05/01/2013
Le changement d'année
Ma fille cadette m'avait demandé de garder ses enfants pour lui permettre de fêter la Saint Sylvestre avec son mari et des amis dont les enfants seraient également gardés par leur famille.
De fil en aiguille, j'ai proposé à ma fille aînée de garder aussi Bébichon, si elle avait la possibilité d'inviter quelqu'un ou d'être invitée. Ou de se joindre à nous si ça lui bottait. Elle avait d'abord hésité et avait ensuite opté pour ne pas passer le réveillon chez nous, sans savoir ce qu'elle ferait de son côté. Quand elle a déposé son fils, elle parlait d'aller au cinéma, seule. Mais finalement, elle s'est acheté un bon petit repas chez le traiteur et a passé la soirée devant la télé. Elle a pu se lever à son rythme le lendemain et profiter de sa journée jusqu'après la sieste.

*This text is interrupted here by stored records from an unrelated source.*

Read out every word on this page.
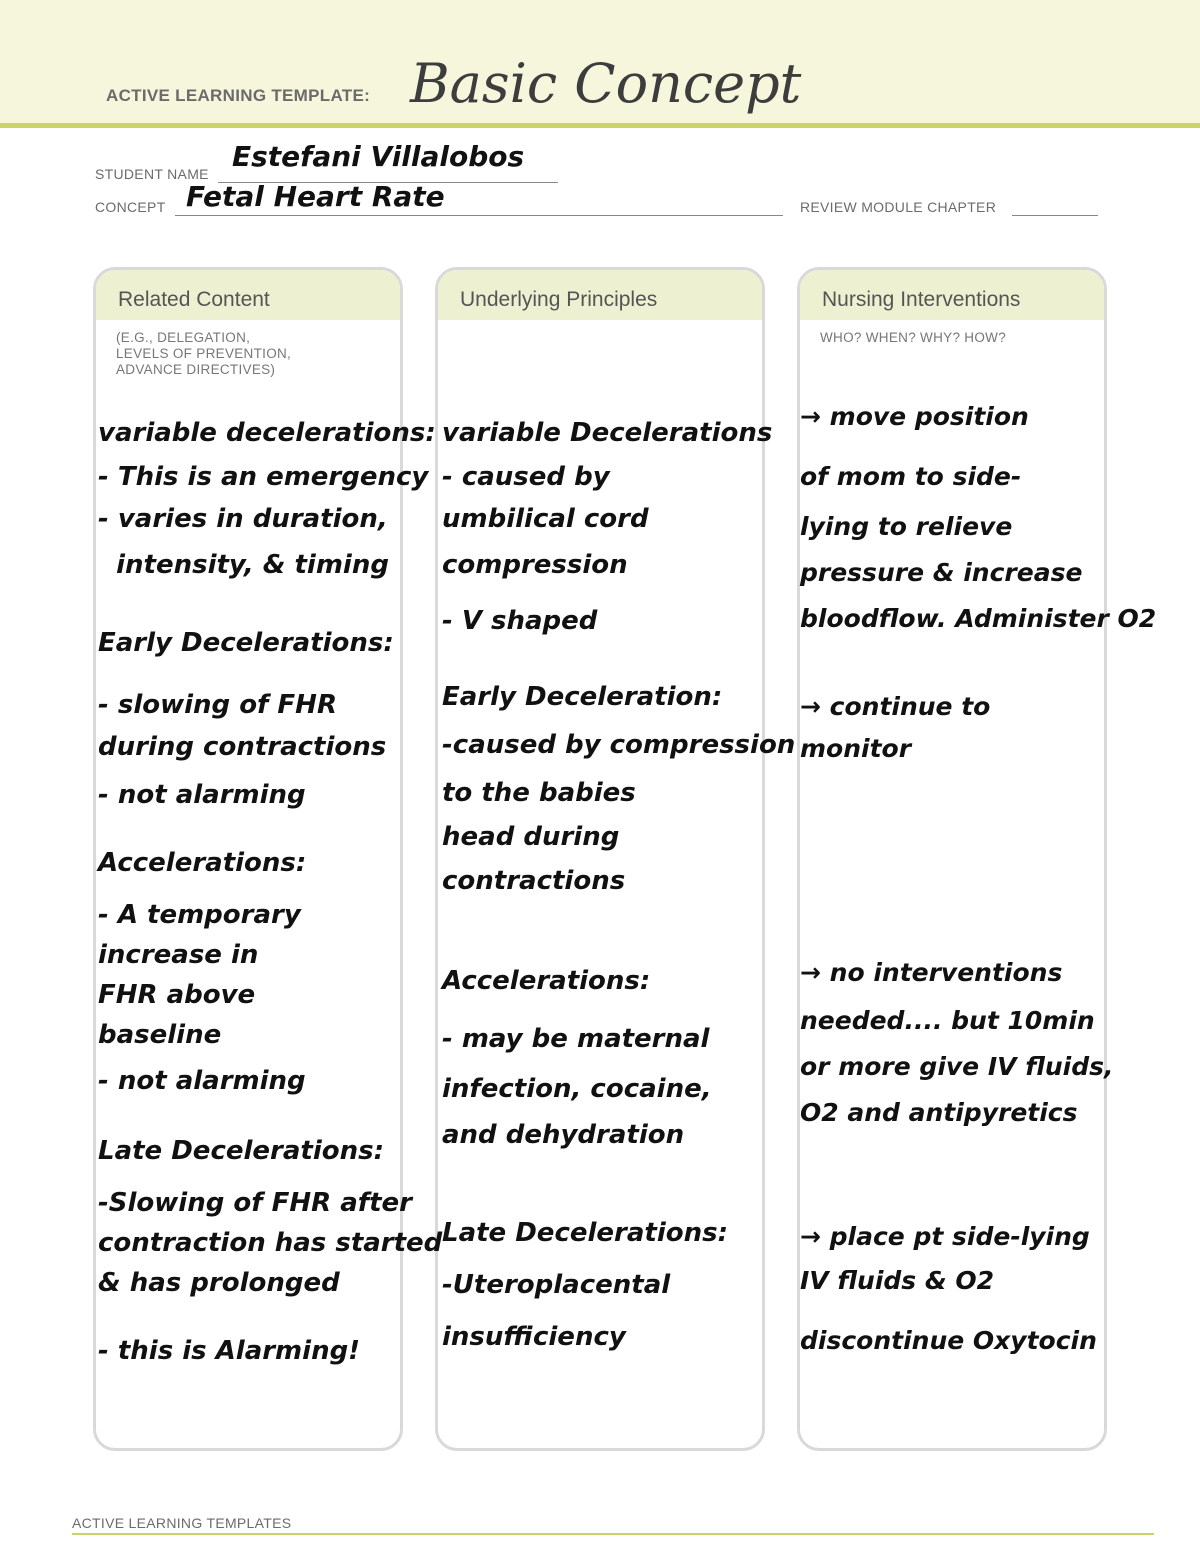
ACTIVE LEARNING TEMPLATE: Basic Concept
STUDENT NAME
Estefani Villalobos
CONCEPT Fetal Heart Rate	REVIEW MODULE CHAPTER
Related Content
(E.G., DELEGATION,
LEVELS OF PREVENTION,
ADVANCE DIRECTIVES)
Underlying Principles	Nursing Interventions
WHO? WHEN? WHY? HOW?
variable decelerations:
- This is an emergency
- varies in duration,
intensity, & timing
Early Decelerations:
- slowing of FHR
during contractions
- not alarming
Accelerations:
- A temporary
increase in
FHR above
baseline
- not alarming
Late Decelerations:
-Slowing of FHR after
contraction has started
& has prolonged
- this is Alarming!
variable Decelerations
- caused by
umbilical cord
compression
- V shaped
Early Deceleration:
-caused by compression
to the babies
head during
contractions
Accelerations:
- may be maternal
infection, cocaine,
and dehydration
Late Decelerations:
-Uteroplacental
insufficiency
→ move position
of mom to side-
lying to relieve
pressure & increase
bloodflow. Administer O2
→ continue to
monitor
→ no interventions
needed.... but 10min
or more give IV fluids,
O2 and antipyretics
→ place pt side-lying
IV fluids & O2
discontinue Oxytocin
ACTIVE LEARNING TEMPLATES
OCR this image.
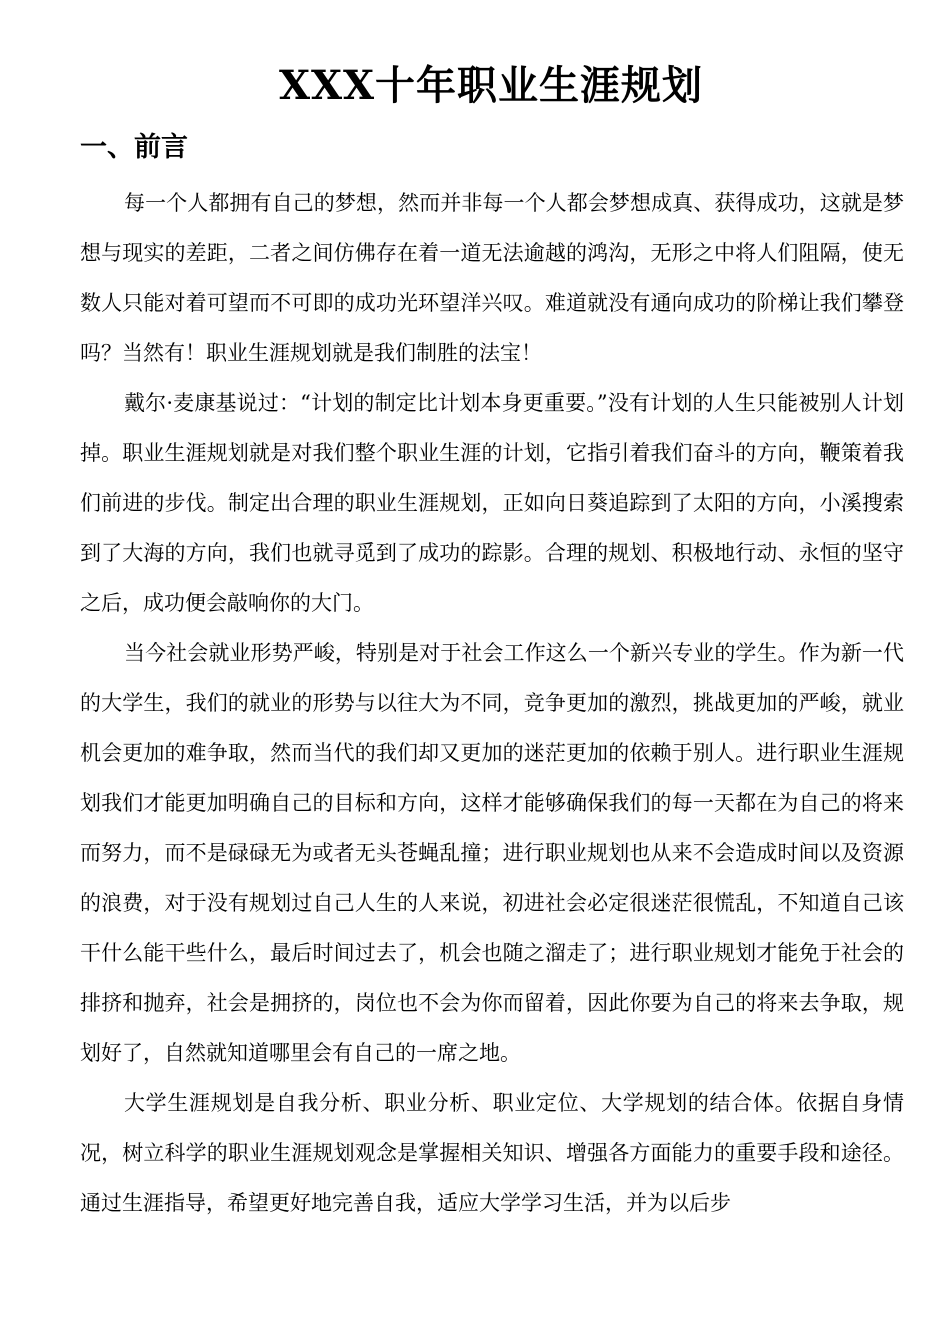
XXX十年职业生涯规划
一、前言

每一个人都拥有自己的梦想，然而并非每一个人都会梦想成真、获得成功，这就是梦想与现实的差距，二者之间仿佛存在着一道无法逾越的鸿沟，无形之中将人们阻隔，使无数人只能对着可望而不可即的成功光环望洋兴叹。难道就没有通向成功的阶梯让我们攀登吗？当然有！职业生涯规划就是我们制胜的法宝！

戴尔·麦康基说过：“计划的制定比计划本身更重要。”没有计划的人生只能被别人计划掉。职业生涯规划就是对我们整个职业生涯的计划，它指引着我们奋斗的方向，鞭策着我们前进的步伐。制定出合理的职业生涯规划，正如向日葵追踪到了太阳的方向，小溪搜索到了大海的方向，我们也就寻觅到了成功的踪影。合理的规划、积极地行动、永恒的坚守之后，成功便会敲响你的大门。

当今社会就业形势严峻，特别是对于社会工作这么一个新兴专业的学生。作为新一代的大学生，我们的就业的形势与以往大为不同，竞争更加的激烈，挑战更加的严峻，就业机会更加的难争取，然而当代的我们却又更加的迷茫更加的依赖于别人。进行职业生涯规划我们才能更加明确自己的目标和方向，这样才能够确保我们的每一天都在为自己的将来而努力，而不是碌碌无为或者无头苍蝇乱撞；进行职业规划也从来不会造成时间以及资源的浪费，对于没有规划过自己人生的人来说，初进社会必定很迷茫很慌乱，不知道自己该干什么能干些什么，最后时间过去了，机会也随之溜走了；进行职业规划才能免于社会的排挤和抛弃，社会是拥挤的，岗位也不会为你而留着，因此你要为自己的将来去争取，规划好了，自然就知道哪里会有自己的一席之地。

大学生涯规划是自我分析、职业分析、职业定位、大学规划的结合体。依据自身情况，树立科学的职业生涯规划观念是掌握相关知识、增强各方面能力的重要手段和途径。通过生涯指导，希望更好地完善自我，适应大学学习生活，并为以后步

C'était la première fois que Bébichon passait une nuit sans sa mère et ça s'est très bien passé. Ma fille était tellement contente qu'elle m'a encore remerciée le lendemain, disant le bien que ça lui avait fait. Il y avait du soleil et elle projetait d'en profiter pour aller se promener avec son fils.
Jeudi, en revanche, elle me dépose Bébichon avant de se rendre à son travail. Elle est super énervée. Elle s'était "disputée" avec le gamin. Il est pafois difficile et non-coopératif. C'était le cas ce jour-là.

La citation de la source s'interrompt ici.